By David Menestres
Sirene 1009 is a newish band featuring Han-earl Park (guitar), Dominic Lash (double bass), Mark Sanders (drums), and Caroline Pugh (voice and tape recorder). Their first album is being released at the end of January through Park’s Buster and Friends label. If you don’t want to read the rest of this review, the short version is: buy this disc. Now.
There are few bands that cross as much territory as this one does. From thrashing, spastic aggressive riffs that put most punks to shame to explorations of the quietest of spaces in-between thoughts, Sirene 1009 is a fierce, adventurous band that goes where most bands don’t: into the unknown, fearlessly in search of the new.

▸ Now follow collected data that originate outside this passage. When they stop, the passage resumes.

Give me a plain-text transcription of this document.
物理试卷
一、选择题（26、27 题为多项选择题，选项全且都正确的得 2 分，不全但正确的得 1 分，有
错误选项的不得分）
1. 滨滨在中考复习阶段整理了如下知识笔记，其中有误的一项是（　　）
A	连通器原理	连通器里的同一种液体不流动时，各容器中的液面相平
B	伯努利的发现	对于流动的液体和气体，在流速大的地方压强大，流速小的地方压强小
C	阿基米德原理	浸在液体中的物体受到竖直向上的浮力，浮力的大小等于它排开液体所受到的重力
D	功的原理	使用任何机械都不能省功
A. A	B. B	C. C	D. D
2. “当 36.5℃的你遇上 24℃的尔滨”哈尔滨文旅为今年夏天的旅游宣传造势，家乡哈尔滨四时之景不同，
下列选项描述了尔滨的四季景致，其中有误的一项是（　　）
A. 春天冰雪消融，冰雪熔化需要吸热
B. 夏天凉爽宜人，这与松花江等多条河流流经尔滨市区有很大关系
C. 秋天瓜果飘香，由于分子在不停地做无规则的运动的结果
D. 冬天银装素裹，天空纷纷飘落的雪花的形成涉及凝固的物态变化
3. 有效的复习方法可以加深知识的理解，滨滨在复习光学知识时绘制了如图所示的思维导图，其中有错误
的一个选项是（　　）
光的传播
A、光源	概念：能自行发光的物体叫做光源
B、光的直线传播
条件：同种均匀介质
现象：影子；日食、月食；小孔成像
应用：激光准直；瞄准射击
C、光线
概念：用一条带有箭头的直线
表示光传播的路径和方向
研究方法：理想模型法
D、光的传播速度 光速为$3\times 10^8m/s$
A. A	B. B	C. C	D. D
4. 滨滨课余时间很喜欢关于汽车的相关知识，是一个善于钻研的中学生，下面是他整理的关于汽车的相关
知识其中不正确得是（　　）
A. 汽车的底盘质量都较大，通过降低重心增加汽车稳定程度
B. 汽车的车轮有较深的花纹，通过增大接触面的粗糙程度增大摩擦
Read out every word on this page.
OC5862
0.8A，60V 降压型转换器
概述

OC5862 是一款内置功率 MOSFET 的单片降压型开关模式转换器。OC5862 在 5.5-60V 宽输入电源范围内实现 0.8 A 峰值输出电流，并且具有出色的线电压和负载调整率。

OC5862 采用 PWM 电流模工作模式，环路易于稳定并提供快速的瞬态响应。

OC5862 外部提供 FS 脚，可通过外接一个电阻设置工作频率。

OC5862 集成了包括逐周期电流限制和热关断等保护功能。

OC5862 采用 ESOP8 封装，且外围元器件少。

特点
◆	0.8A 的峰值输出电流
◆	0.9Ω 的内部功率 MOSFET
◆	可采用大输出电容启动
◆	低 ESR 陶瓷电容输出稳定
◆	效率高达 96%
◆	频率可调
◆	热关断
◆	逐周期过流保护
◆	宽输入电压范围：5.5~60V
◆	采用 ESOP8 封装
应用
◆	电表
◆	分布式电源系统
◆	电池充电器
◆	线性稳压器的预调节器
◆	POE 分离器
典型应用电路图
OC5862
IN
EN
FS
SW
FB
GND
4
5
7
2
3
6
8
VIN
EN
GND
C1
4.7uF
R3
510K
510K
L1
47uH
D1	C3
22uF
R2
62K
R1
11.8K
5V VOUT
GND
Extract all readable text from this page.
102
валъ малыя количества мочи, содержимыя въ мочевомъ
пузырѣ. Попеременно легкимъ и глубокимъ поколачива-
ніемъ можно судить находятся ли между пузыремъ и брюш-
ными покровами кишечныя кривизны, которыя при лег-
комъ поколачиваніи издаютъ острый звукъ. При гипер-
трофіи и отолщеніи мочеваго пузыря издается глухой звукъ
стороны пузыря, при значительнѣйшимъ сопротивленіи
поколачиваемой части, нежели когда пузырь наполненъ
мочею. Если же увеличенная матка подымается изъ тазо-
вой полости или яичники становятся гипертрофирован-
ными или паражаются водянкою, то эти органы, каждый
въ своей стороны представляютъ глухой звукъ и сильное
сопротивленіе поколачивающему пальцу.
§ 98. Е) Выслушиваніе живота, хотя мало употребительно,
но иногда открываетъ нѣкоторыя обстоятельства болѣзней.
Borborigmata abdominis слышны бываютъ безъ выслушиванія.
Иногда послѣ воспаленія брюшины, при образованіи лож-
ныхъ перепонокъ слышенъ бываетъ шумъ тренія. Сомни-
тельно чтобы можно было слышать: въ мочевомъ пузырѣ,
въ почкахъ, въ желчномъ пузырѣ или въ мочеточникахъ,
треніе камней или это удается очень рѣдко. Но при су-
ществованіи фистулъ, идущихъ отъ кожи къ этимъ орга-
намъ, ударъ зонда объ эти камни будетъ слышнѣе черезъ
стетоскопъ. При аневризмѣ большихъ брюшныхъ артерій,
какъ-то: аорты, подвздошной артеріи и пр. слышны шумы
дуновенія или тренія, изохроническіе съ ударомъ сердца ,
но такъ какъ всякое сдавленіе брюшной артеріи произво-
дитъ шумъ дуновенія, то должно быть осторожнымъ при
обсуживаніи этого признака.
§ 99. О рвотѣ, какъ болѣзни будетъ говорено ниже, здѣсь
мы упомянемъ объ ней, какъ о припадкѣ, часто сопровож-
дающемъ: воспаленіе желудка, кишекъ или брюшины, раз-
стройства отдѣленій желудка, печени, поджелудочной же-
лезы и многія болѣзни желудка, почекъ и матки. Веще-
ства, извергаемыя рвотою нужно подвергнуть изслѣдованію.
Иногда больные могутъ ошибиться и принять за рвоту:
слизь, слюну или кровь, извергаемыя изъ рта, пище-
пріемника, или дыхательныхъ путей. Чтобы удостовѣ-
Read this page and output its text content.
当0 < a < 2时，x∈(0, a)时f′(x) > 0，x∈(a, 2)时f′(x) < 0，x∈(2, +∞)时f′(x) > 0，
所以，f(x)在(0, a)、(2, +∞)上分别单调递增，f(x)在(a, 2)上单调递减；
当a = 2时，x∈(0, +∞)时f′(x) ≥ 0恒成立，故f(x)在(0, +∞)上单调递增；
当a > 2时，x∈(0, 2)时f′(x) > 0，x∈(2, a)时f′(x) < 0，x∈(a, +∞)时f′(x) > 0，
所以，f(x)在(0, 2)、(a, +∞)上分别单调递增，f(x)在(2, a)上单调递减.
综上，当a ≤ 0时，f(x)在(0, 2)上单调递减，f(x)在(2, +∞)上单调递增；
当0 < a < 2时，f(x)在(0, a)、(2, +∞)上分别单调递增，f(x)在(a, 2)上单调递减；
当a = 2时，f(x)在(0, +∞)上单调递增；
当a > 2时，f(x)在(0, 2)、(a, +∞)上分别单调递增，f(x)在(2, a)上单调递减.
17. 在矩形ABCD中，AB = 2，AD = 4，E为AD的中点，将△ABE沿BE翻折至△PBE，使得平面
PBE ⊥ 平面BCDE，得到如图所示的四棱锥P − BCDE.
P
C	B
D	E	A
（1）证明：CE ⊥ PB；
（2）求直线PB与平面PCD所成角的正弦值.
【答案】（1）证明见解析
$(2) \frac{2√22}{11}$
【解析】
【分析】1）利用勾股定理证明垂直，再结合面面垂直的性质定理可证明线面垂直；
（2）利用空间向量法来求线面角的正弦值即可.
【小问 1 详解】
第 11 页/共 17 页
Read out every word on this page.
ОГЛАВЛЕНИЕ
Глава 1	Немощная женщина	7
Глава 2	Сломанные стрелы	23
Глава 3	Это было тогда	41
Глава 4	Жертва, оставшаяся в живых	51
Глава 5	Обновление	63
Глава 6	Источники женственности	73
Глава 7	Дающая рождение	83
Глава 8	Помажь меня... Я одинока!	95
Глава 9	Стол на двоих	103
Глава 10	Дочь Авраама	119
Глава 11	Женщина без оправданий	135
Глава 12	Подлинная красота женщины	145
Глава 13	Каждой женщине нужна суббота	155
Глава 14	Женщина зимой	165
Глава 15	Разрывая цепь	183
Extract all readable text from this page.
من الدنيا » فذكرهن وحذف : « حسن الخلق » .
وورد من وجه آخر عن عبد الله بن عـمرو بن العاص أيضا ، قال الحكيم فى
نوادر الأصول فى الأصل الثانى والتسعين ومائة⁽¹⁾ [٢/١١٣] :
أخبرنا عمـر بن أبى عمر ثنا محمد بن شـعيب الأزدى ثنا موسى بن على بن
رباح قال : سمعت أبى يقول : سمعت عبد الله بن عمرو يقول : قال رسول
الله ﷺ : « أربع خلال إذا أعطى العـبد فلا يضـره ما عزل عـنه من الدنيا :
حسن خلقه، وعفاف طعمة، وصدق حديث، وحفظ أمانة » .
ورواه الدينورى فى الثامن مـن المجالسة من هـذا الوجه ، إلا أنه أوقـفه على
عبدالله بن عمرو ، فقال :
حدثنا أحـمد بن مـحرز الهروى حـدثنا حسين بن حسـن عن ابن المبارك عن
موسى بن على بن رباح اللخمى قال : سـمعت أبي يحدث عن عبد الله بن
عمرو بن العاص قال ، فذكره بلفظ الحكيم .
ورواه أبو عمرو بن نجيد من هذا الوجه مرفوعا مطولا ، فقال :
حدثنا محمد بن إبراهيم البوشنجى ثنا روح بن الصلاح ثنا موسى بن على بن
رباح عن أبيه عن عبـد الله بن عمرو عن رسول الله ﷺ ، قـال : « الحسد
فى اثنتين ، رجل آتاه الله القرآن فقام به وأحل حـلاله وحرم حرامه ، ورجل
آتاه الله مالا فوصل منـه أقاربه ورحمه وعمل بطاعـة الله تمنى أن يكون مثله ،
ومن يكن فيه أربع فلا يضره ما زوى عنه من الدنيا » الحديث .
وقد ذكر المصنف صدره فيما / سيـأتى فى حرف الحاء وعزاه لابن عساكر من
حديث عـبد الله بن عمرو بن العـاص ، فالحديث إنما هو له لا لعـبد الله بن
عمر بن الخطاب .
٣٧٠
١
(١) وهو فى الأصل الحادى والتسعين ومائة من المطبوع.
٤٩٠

Park’s guitar is a central component of Sirene 1009’s sound, sounding less like a typical guitar and more like the inner monologue of a cyborg slowly coming to terms with having a consciousness. Lash’s bass provides a firm counter-point to the proceedings. Rarely assuming a traditional support role, making extensive use of what many would consider extended techniques (though they are such a normal part of Lash’s arsenal it seems strange to refer to them as extended), and a wonderful sense of dynamics Lash is a supremely engaged participant. Sanders drums like an octopus, one with great ears and extraordinary taste, squeezing through the gaps left by the other members. At times, it is almost incomprehensible that he only has four limbs.
Despite the excellent contributions of the other three, the stand out star is Caroline Pugh. Vocals in free music are notoriously difficult to pull off successfully, perhaps more so than any other instrument. Her vocalizations run the gambit from simple syllabic squeaks to animalish noises to full sentences. Pugh is radically aware of the microphone and how her voice interacts with it. Her tape recorder/electronics are used rarely (I think) but to great effect, most obviously in “Cliodynamics II.” A veritable master class of what the human voice can contribute to this kind of music.
My favorite tracks are the middle three, “Cliodynamics I-III”, which, together with “Hopeful Monsters,” was recorded live at the venerable Cafe Oto in London. The first and last tracks were recorded in a studio in Birmingham.
Don’t expect the band to hold your hand. There isn’t any way off once they take flight. Go along for the ride. If you bail out mid-flight you’ll just end up another D.B. Cooper, lost to time, never to be found again.
Pre-orders come with an equally interesting, through fairly different, album. Kuramoto Synchronization features the trio of Park, Lash, and Pugh. Recorded live at University College Cork, this album alone is worth the price of Sirene 1009. Think of it as a twofer: two great albums for the price of one. An exquisite exploration of space, time, nightmares, and dreamscapes. I like this one even more than I like Sirene 1009.